Invasion of the Body Snatchers (1978)

I had a hard time going to sleep the other night. Invasion of the Body Snatchers has to be one of the most successful psychological science fiction thrillers of the last 30 years and its impact has not weakened even slightly with the passage of time. Paranoia is a universal and ageless concept that is not dependent on historical context. Author Jack Finney's story of an alien species taking us over, person by person in its effort to survive feeds on fears that live in each of us. The fear of waking up in a world full of strangers, the fear of having nowhere to turn, being alone, being unable to trust even our spouse or relatives, and the fear of being ridiculed and ignored by everyone we try to talk to about it,

It was a scary movie when I was a kid, merely from the sci-fi aspect of pods taking over the world. It was terrifying on a whole new level as an adult. I watched this DVD, had a fitful night's sleep and then got up and watched it again.

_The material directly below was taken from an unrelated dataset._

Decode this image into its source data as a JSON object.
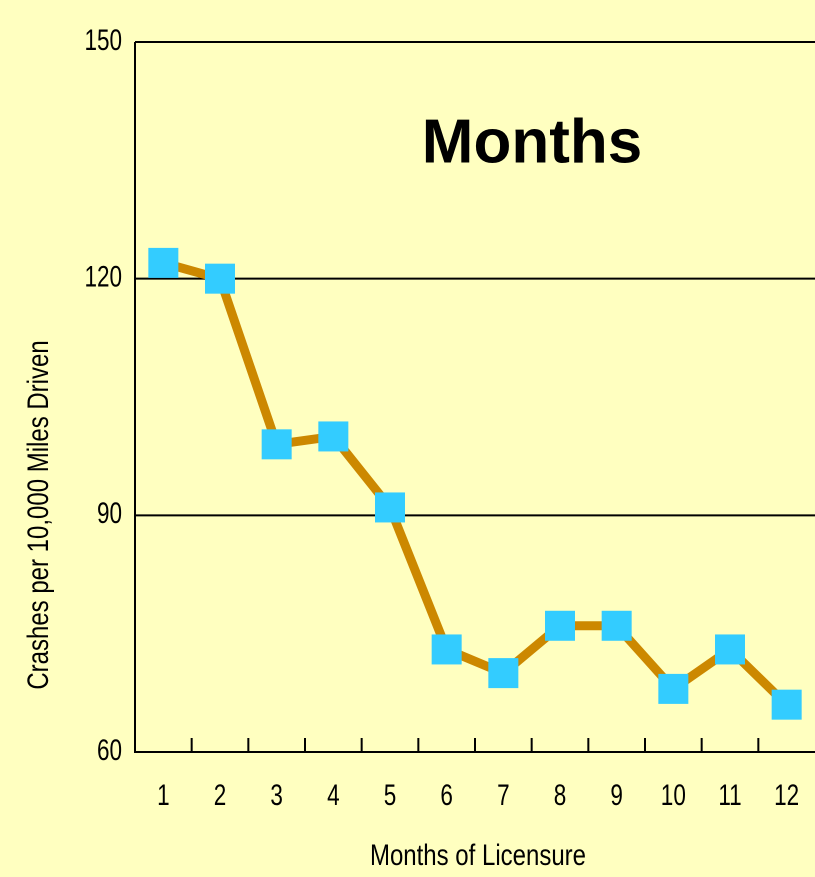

In the course of reviewing movies for this site I've seen several classics of the 70s and 80s transferred from the original film and with "re-mastered" soundtracks, most of which still looked old and dated. I thought this transfer looked and sounded fabulous. Yes, it is an older movie and sure, movies made in the 70s almost always seem sepia-toned and washed out to me, but Invasion's cinematography -- a film noir style, with lots of hand-held camera sequences shot from one angle -- prevents this film from looking ridiculously dated. Director Philip Kaufman (The Right Stuff) and his team deliberately used minimal lighting, lots of shadows, and scenes viewed through glass and mirrors to create a mood of increasing fear and claustrophobia. A mood that intensifies the very weird reality of everyday life when viewed through the eyes of someone who no longer trusts humanity.

The sound is exceptional and the images are clear and sharp with good shadow transitions and true blacks. What little color there is in the movie is muted, but because it was filmed without an abundance of studio lighting (most of the film was shot on location in real houses and restaurants) the typical 70s washed-out effect is minimal.

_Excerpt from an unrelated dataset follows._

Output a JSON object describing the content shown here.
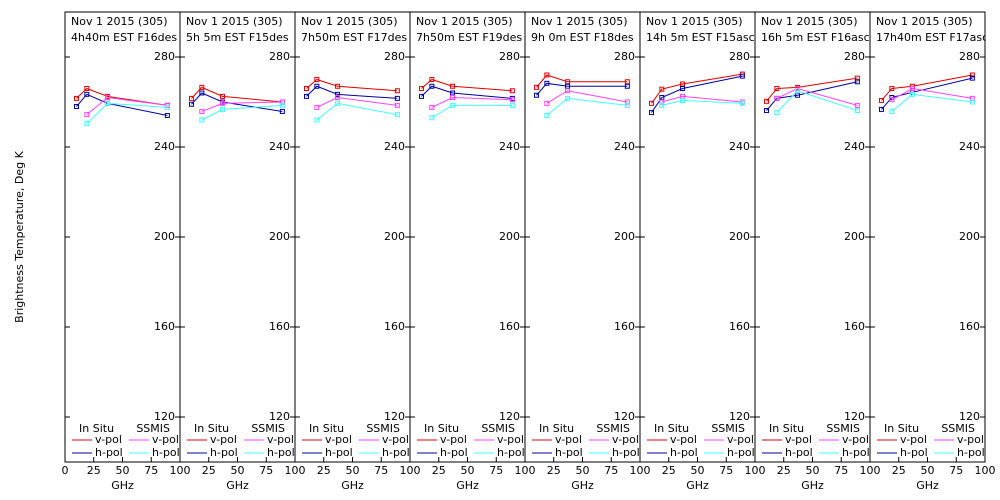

There is some of that snap, crackle, pop effect, particularly at the beginning of the movie, that seems to indicate that perhaps the film was dirty or not in the best of shape there, but it goes away fairly quickly. On the whole, better than I expected.

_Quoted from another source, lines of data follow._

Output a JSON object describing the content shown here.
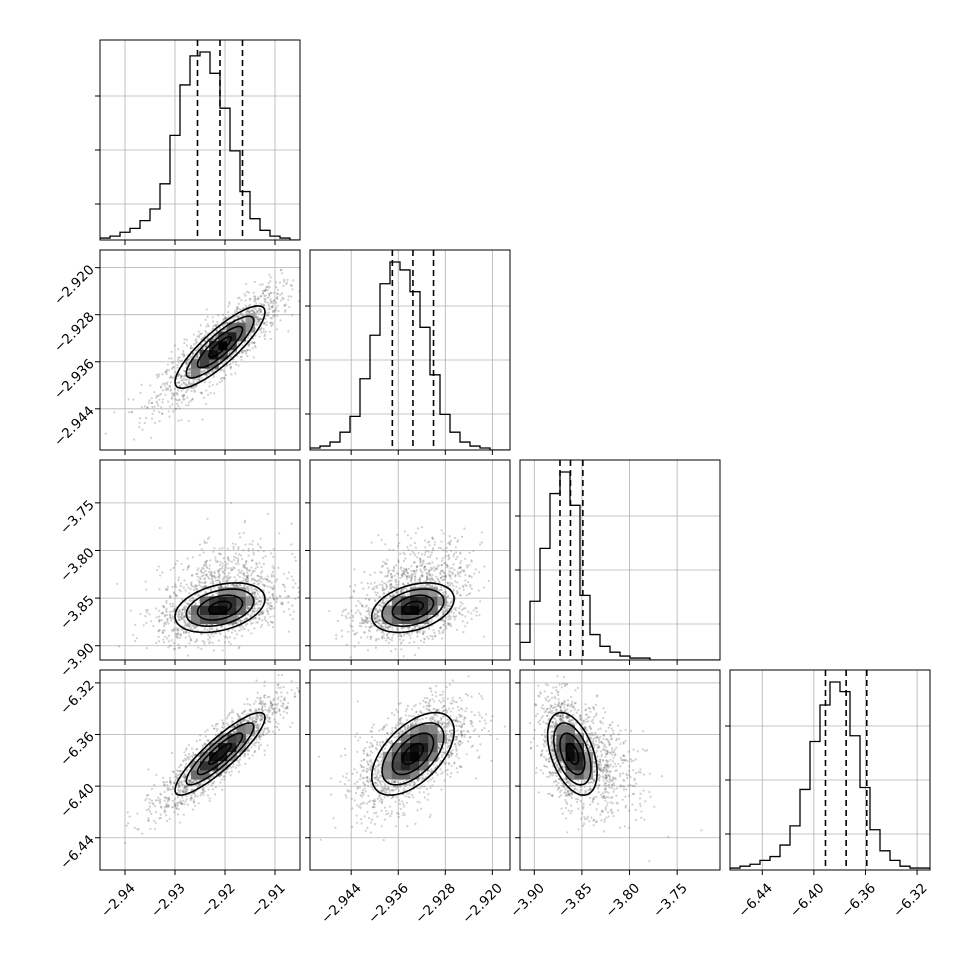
{
  "chart_data": {
    "type": "corner",
    "grid": true,
    "parameters": [
      {
        "mean": -2.921,
        "sigma": 0.0045,
        "range": [
          -2.945,
          -2.905
        ],
        "ticks": [
          -2.94,
          -2.93,
          -2.92,
          -2.91
        ],
        "tick_labels": [
          "−2.94",
          "−2.93",
          "−2.92",
          "−2.91"
        ],
        "quantiles": [
          -2.9255,
          -2.921,
          -2.9165
        ]
      },
      {
        "mean": -2.9335,
        "sigma": 0.0035,
        "range": [
          -2.951,
          -2.917
        ],
        "ticks": [
          -2.944,
          -2.936,
          -2.928,
          -2.92
        ],
        "tick_labels": [
          "−2.944",
          "−2.936",
          "−2.928",
          "−2.920"
        ],
        "quantiles": [
          -2.937,
          -2.9335,
          -2.93
        ]
      },
      {
        "mean": -3.86,
        "sigma": 0.013,
        "range": [
          -3.915,
          -3.705
        ],
        "ticks": [
          -3.9,
          -3.85,
          -3.8,
          -3.75
        ],
        "tick_labels": [
          "−3.90",
          "−3.85",
          "−3.80",
          "−3.75"
        ],
        "quantiles": [
          -3.873,
          -3.862,
          -3.849
        ]
      },
      {
        "mean": -6.375,
        "sigma": 0.016,
        "range": [
          -6.465,
          -6.31
        ],
        "ticks": [
          -6.44,
          -6.4,
          -6.36,
          -6.32
        ],
        "tick_labels": [
          "−6.44",
          "−6.40",
          "−6.36",
          "−6.32"
        ],
        "quantiles": [
          -6.391,
          -6.375,
          -6.359
        ]
      }
    ],
    "histograms": [
      {
        "counts": [
          1,
          2,
          4,
          6,
          10,
          16,
          29,
          54,
          80,
          95,
          97,
          86,
          68,
          46,
          25,
          11,
          5,
          2,
          1,
          0
        ]
      },
      {
        "counts": [
          1,
          2,
          4,
          9,
          17,
          36,
          58,
          84,
          95,
          91,
          80,
          62,
          38,
          18,
          9,
          4,
          2,
          1,
          0,
          0
        ]
      },
      {
        "counts": [
          9,
          30,
          57,
          85,
          96,
          79,
          33,
          13,
          7,
          4,
          2,
          1,
          1,
          0,
          0,
          0,
          0,
          0,
          0,
          0
        ]
      },
      {
        "counts": [
          1,
          2,
          3,
          5,
          7,
          13,
          23,
          42,
          67,
          86,
          98,
          93,
          70,
          43,
          21,
          10,
          5,
          2,
          1,
          1
        ]
      }
    ],
    "correlations": [
      {
        "row": 1,
        "col": 0,
        "rho": 0.85
      },
      {
        "row": 2,
        "col": 0,
        "rho": 0.35
      },
      {
        "row": 2,
        "col": 1,
        "rho": 0.35
      },
      {
        "row": 3,
        "col": 0,
        "rho": 0.88
      },
      {
        "row": 3,
        "col": 1,
        "rho": 0.55
      },
      {
        "row": 3,
        "col": 2,
        "rho": -0.45
      }
    ],
    "contour_levels_sigma": [
      0.5,
      1.0,
      1.5,
      2.0
    ]
  }
}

Theatrical trailer and commentary by director Philip Kaufman.

Kaufman's voice never changes; he's completely monotonous and droll. He's also full of himself and likes to drop names all over the place. However, his commentary on the movie is really interesting and informative. He sheds a great deal of insight into how the film was made and why things were done in certain ways, and also points out several inside jokes and asides, including naming most of the extras in the movie and explaining their significance. On the whole, it's well worth tolerating Kaufman's voice and his perpetual lamentations about losing the Star Trek: The Motion Picture deal.

While many people will argue that the original 1956 version of Body Snatchers is the true must-have sci-fi classic, don't discount this DVD. It's well worth the price and you'll probably find yourself watching it late at night, again and again.